Overview of Current Situation in Yemen

The air strikes delivered by Saudi Arabia against the Houthi rebels in the Yemen have again escalated, what is, effectively, a proxy war between Iran and Saudi Arabia. Iran is backing the Houthi rebels.

Iran & Saudi are engaged in a steady escalation of war as they also continue to train, equip and finance rival militants in the Syrian theatre and to support opposing sides in Iraq, Bahrain, Lebanon and, of course Yemen. Those contacts to whom we have spoken are concerned that there appears to be no real end game and this is a continuing escalation between the two countries, through the lesser and smaller neighbours in the Middle East.

However, although Iran continues to support the Houthi, the group have been able to press on across Yemen, feeding on and encouraging the disillusion of the populace with the Abd-Rabbu Mansour Hadi Govt. Also the Houthi have an alliance with the regime of the former President Ali Abdullah Saleh. Therefore, whilst Iran is helping to put a proverbial edge on the Houthi blade, Iran is neither the cause nor a major player in this civil war.

The Saudi Arabian’s and Iranians have a long time hatred and suspicion of one another, which probably began to take form in the 1979 Islamic Revolution. The intense and dramatic Islamic rhetoric effectively challenged and threatened the legitimacy of the Saudi Arabian regime. Ayatollah Khomeini had a natural appeal to the oppressed peoples of the region, offering them support to achieve freedom, equality and an end to injustice.

Saudi Arabia sought to undercut that rhetoric by highlighting Iran’s Shiism, and by promoting intolerant versions of Wahhabi Islam that, among other unsavoury qualities, encouraged vitriolic anti-Shia sentiments which gathered speed across the region and other areas of the globe.

This foundation was used to support all the incidents that have rolled across and through the Middle East from this time onward, including the continued engagement by the US on a variety of issues.

Effectively, Saudi’s fear of Iran appears to have clouded the country’s judgement. With regard to this fear and Zenophobia, extensive aerial bombing of the Houthi’s by the Saudi’s is unlikely to bring the Houthi’s to the negotiating table. The Saudi’s are believed to be conducting this increased bombing so they are seen as “standing up” to Iran.

Add to this that AQ is also operating out of Yemen and the US continues to support Saudi led operations in Yemen as the Saudi’s are co-ordinating with Hadi loyal forces in Yemen.

Continued airstrikes against the Houthis have destroyed Yemen’s air defence systems and it is expected that the Saudi’s will likely now target the Houthi weapons depots and military convoys.

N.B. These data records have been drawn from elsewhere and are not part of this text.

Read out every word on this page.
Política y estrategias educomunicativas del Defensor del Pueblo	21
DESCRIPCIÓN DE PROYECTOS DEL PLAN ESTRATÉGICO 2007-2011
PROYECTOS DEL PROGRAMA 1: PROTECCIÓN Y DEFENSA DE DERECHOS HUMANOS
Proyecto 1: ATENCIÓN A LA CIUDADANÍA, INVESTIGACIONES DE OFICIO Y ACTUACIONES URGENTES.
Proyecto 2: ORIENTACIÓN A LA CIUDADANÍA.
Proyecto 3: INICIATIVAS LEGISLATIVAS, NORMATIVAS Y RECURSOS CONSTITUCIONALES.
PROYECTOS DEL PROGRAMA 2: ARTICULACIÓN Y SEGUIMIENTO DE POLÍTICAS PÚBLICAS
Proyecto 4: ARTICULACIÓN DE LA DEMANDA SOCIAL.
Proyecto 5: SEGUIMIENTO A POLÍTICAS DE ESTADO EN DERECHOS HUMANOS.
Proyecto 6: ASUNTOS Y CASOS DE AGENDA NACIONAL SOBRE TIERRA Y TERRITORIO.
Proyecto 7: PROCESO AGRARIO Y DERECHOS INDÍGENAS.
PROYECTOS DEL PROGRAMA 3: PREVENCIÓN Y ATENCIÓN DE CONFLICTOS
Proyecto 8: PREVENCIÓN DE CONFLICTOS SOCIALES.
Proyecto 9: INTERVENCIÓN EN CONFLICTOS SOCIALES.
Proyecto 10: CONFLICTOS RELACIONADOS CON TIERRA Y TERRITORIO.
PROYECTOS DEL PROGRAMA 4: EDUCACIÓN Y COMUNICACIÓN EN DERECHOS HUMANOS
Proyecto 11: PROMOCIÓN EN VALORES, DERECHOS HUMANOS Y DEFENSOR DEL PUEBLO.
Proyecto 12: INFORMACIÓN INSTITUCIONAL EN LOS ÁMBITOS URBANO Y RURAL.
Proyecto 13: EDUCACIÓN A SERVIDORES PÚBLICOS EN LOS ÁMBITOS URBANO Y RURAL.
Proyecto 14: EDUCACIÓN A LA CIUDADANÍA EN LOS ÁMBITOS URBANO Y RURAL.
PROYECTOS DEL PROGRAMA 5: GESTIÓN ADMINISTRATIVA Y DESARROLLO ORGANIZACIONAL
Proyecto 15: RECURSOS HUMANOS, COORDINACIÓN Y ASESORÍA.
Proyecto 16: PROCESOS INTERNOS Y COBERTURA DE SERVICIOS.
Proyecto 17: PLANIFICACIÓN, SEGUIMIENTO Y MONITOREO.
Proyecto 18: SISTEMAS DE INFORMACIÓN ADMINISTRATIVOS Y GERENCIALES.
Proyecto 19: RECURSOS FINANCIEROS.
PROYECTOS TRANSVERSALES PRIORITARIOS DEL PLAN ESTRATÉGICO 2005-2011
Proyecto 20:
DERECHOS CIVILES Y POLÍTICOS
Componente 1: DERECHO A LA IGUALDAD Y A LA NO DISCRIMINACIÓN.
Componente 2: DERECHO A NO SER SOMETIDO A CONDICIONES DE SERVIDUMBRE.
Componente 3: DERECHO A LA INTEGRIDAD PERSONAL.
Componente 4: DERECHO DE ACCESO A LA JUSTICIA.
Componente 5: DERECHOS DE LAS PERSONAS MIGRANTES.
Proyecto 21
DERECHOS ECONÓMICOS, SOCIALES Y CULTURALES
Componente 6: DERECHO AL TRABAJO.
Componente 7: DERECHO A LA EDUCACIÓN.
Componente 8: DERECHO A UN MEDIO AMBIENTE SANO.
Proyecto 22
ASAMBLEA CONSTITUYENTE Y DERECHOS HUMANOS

If former President Saleh ends his support for the Houthis, the group will be weakened significantly and possibly unlikely to hold or maintain their territorial gains, South of Sana’a.

Both al Qaeda in the Arabian Peninsula (AQAP) and ISIS will likely be able to seize on this advantage of the security vacuum in southern and eastern Yemen in order to expand, as they have done elsewhere to substantial effect.

However you look at this, it appears that the Yemen is another section of the Middle East, which is slowly beginning to unwind as all the previous major powers begin to fight with one another, for political and religious supremacy. Local contacts are also concerned that Egypt may well start to become engaged in this conflict.